The many bells of the town churches are tolling as our ships get ready to sail out of the harbour, the hundreds of noisy peals scaring the gulls, who circle and cry over the sea. There are about eighty ships, the greatest fleet England has ever assembled, some on the far side loading crew and weapons, some ready to go. I can see them unfurling their sails to our right, deeper in the harbour, the rowing boats and the galleys busy about them, taking ropes and preparing to haul them out of port to the sea.
‘The greatest navy ever mustered,’ the king declares to Anthony Browne at his side. ‘And ready to fight the French in the new way. It will be the greatest battle we have ever seen.’
‘Thank God we are here to see it!’ replies Sir Anthony. ‘What a great chance. I have commissioned a picture to show our victory.’
The painter, hurrying with his sketch book to record the sailing from the harbour, gives a low bow to the king and starts to outline the view before us, the tower where we are standing, the harbour to our right, the ships slowly emerging, the sea before us, the fluttering pennants, the cannon rolled out at the ready.
‘I’m glad that my husband is not on board one of the ships,’ Catherine Brandon remarks quietly.
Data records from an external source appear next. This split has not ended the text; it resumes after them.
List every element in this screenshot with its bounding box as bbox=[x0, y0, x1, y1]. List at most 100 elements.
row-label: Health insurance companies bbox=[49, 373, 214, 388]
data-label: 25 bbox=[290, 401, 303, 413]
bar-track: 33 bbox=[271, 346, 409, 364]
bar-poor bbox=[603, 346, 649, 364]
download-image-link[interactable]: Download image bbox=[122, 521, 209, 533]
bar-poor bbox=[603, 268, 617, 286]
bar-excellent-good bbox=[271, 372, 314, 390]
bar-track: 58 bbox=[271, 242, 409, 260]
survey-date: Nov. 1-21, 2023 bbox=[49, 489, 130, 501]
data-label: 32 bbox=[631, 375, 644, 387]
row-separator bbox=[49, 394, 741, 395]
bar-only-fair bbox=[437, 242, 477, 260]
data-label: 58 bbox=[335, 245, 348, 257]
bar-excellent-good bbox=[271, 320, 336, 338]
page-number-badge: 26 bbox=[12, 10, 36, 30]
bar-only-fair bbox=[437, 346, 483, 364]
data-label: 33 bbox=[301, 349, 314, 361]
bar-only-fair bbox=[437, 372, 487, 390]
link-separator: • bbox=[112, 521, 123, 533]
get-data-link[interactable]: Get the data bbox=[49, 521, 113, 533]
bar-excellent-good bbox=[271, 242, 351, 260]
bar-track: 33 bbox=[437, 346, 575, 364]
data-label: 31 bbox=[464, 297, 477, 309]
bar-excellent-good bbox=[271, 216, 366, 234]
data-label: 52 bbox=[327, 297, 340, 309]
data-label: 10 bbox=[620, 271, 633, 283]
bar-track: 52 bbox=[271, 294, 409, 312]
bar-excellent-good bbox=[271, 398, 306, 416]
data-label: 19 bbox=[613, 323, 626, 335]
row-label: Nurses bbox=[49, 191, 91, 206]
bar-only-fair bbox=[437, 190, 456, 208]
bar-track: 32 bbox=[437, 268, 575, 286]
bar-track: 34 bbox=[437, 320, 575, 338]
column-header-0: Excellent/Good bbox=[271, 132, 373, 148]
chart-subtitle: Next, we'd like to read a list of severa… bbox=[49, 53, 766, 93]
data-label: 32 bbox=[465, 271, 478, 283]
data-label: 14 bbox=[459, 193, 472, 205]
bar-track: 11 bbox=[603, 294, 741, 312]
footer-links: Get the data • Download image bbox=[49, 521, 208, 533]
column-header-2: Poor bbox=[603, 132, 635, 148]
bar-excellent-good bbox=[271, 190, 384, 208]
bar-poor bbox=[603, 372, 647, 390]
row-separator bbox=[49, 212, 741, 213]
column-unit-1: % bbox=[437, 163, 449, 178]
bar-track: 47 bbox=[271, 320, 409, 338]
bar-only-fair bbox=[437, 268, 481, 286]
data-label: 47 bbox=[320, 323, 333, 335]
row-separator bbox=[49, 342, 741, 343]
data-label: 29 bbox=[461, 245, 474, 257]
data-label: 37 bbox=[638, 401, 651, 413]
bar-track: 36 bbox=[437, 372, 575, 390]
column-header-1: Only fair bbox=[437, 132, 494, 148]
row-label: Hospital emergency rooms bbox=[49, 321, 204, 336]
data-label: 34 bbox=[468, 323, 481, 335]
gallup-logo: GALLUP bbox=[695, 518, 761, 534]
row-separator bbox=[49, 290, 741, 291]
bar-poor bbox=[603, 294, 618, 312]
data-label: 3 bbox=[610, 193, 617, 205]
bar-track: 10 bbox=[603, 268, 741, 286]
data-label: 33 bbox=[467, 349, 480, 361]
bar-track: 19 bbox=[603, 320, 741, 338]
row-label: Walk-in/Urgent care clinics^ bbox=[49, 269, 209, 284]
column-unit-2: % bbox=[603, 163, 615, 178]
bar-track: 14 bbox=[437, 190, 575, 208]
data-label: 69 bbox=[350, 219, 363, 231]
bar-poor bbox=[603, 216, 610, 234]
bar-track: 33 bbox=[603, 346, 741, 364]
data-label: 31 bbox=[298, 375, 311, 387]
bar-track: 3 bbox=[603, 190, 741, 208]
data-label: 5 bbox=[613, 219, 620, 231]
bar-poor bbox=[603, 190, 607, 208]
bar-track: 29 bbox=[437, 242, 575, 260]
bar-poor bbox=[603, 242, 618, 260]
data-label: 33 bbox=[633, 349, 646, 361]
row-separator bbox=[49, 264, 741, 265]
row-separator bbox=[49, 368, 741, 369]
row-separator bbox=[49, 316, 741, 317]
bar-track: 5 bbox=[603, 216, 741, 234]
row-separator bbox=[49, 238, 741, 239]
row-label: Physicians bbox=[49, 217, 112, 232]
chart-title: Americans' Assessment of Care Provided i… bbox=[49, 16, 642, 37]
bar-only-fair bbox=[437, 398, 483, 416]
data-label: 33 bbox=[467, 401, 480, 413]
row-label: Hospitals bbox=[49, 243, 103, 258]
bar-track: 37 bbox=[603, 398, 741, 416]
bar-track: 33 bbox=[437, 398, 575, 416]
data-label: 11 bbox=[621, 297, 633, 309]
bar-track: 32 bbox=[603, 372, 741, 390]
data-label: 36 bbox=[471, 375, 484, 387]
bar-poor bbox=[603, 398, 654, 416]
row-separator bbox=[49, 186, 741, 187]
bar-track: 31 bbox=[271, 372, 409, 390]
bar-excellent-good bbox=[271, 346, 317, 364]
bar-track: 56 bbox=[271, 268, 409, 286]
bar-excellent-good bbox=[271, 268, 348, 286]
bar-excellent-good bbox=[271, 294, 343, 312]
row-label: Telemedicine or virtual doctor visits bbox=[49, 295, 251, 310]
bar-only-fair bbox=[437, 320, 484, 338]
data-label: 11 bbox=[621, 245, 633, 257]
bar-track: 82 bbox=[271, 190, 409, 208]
I look at her pale face and see a reflection of my own unease. This is not a masque, this is not one of the expensive spectacles that the court loves; this is going to be a genuine sea battle fought between our ships and the French in sight of land. I will see what Thomas faces. I will have to watch as his ship is bombarded.
‘Do you know who is commanding which ship?’ I ask her.
She shakes her head. ‘Some new admirals were named last night at dinner,’ she says. ‘The king has honoured his friends with commands so that they can take part in the battle. My husband wasn’t very happy at new men being put in command the night before they have to fight. But he is overall commander of land and sea, and, thank God, he stays on land.’
‘Why, are you afraid of the sea?’
‘I am afraid of all deep water,’ she confesses. ‘I can’t swim. But then nobody in armour can swim. Few sailors know how and none of the soldiers would be able to stay afloat in their heavy jackets.’
I stop her with a small gesture. ‘Perhaps nobody will have to swim.’
There is a ragged cheer from the quayside as the king’s newly-refitted ship
Mary Rose
spreads her beautiful square sails and throws out ropes to the galleys to drag her out to sea.